I don’t really like stuffing my articles in your faces, but I think this time, it’s worthwhile—I’d like as many people as possible to know about the subject. The pieces I worked on for the Forward were about Tay-Sachs disease.

Tay-Sachs is a rare fatal genetic disease that develops from an enzyme deficiency. But it’s less rare in Ashkenazi Jews (1/27 are carriers), Irish-Americans (1/50), and Cajuns (carrier status means carriers of the recessive gene. One in four children of two carriers will have Tay-Sachs). It’s notorious for taking infants away from new parents. Since it’s so rare, it’s often misdiagnosed–especially Late Onset Tay Sachs, the least common form of this disease. Late Onset Tay-Sachs (LOTS) is usually not fatal, but also results in neurological degeneration.

I started researching Tay-Sachs when my editor assigned me to the disease for the special genetics issue. But as I started speaking to interested parties, I discovered the struggles that are fought by family members and advocates who are tirelessly searching for a cure. For example, I spoke to Ken Bihn, an Ohio accountant-turned-foundation-starter whose daughter’s diagnosis with juvenile onset Tay-Sachs changed his life. He told me he’s promised her to fight for Tay-Sachs, an oft-neglected disease, even after he loses her.

Bihn family

Ken Bihn with his family. Daughter, Dakota, in the front. He says that though she's lost muscle mass, she lifts people with her strength, cheer, and spirits. His foundation is Cure Tay-Sachs.

I also spoke with Vera, a 36-year-old LOTS patients with two degrees from Wellesley and the determination of an army.

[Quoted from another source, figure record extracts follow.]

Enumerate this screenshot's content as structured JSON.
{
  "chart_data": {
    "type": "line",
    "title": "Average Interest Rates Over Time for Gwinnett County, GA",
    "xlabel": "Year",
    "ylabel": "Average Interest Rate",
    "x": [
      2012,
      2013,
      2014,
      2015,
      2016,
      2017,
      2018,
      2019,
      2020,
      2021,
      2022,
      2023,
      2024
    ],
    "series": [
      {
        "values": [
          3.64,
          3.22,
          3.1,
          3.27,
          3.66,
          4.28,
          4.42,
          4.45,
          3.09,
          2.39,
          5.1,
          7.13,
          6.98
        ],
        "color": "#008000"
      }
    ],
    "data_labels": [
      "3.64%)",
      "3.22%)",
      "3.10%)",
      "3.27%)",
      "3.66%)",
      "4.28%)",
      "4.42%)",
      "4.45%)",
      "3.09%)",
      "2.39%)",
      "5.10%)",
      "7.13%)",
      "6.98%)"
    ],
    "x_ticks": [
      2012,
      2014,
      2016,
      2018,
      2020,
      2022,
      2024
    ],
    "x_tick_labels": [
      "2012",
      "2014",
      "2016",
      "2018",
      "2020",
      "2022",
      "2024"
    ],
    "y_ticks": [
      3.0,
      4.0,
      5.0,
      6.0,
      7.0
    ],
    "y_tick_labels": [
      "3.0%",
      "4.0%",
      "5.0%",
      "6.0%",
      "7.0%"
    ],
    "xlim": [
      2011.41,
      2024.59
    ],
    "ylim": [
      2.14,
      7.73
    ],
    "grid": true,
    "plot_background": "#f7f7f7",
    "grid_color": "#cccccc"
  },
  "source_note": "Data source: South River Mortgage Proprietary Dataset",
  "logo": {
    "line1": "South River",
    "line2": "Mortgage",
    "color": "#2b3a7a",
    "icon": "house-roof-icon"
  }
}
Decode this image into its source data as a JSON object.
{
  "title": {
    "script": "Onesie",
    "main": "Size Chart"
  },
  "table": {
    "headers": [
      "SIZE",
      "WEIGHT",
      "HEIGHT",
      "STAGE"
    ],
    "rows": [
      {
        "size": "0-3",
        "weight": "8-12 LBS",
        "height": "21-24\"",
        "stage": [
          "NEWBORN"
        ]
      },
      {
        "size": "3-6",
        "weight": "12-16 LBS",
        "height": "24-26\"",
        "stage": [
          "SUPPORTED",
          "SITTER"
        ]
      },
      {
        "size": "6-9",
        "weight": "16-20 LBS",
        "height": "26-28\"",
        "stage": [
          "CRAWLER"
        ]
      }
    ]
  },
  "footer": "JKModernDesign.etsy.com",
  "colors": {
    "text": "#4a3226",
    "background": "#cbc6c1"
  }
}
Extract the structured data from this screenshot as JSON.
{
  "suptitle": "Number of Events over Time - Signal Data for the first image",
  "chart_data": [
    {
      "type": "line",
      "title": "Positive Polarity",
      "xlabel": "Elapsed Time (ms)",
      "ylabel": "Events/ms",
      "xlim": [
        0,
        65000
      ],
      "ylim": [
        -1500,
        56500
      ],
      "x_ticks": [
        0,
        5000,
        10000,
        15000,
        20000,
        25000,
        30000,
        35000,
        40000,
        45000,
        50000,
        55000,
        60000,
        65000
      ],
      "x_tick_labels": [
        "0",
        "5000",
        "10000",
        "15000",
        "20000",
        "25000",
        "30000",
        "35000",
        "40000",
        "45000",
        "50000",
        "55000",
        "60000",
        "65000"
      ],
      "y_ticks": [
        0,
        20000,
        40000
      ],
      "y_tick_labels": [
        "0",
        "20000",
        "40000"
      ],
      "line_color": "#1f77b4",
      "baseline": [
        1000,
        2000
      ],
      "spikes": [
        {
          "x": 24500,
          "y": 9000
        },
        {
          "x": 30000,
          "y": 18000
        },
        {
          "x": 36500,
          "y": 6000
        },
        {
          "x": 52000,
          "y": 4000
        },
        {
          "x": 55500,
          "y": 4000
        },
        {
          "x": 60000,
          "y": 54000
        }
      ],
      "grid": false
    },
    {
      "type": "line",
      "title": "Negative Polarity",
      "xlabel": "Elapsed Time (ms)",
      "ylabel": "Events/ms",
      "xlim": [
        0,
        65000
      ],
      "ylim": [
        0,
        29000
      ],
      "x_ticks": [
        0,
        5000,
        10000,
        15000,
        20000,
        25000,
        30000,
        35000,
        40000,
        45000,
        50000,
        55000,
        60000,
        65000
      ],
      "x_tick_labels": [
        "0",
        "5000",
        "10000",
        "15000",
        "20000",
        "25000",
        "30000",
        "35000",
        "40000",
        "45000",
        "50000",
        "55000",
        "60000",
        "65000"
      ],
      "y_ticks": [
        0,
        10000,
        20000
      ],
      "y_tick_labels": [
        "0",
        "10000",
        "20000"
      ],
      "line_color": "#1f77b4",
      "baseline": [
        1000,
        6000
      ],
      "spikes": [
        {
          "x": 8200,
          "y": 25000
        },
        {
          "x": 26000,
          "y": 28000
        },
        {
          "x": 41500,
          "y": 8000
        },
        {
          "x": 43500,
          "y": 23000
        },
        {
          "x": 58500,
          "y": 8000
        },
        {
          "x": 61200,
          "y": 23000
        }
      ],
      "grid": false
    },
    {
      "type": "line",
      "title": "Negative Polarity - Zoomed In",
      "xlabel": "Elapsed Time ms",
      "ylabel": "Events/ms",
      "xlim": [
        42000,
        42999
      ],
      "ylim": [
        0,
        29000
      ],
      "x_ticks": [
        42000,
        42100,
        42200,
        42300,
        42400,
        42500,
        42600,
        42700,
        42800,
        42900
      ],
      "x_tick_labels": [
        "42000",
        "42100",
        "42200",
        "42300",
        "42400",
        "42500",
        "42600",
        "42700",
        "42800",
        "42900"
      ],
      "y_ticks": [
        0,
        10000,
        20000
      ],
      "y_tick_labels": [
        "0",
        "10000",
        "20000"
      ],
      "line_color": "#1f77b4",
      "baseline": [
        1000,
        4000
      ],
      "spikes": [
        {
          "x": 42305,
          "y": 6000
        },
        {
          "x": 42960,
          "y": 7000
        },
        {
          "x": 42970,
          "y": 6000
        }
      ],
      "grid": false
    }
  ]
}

Most of the news, though, lay in a new clinical trial for a drug called pyrimethamine that would push the deficient enzyme back into the body. What impressed me, though, was after it had been pulled by a pharmaceutical company (after it had realized there was no financial gain to be had), parents rewrote the trial’s protocol and raised funds to revive it. Incredible.

But here’s the cool part: the day after my articles were published in the special genetics issue, the Tay-Sachs Gene Therapy Consortium received a huge $3.5 million grant from the National Institutes of Health! (The articles/grant were in no way connected, obviously. The timing was purely coincidental, but neat). Anyway, I am so excited about the future of this research—scientists in different labs, in different countries, are working on different components of viral vector gene therapy. This may be the beginning of a new chapter for Tay-Sachs, one in which the diagnosis is not a death sentence.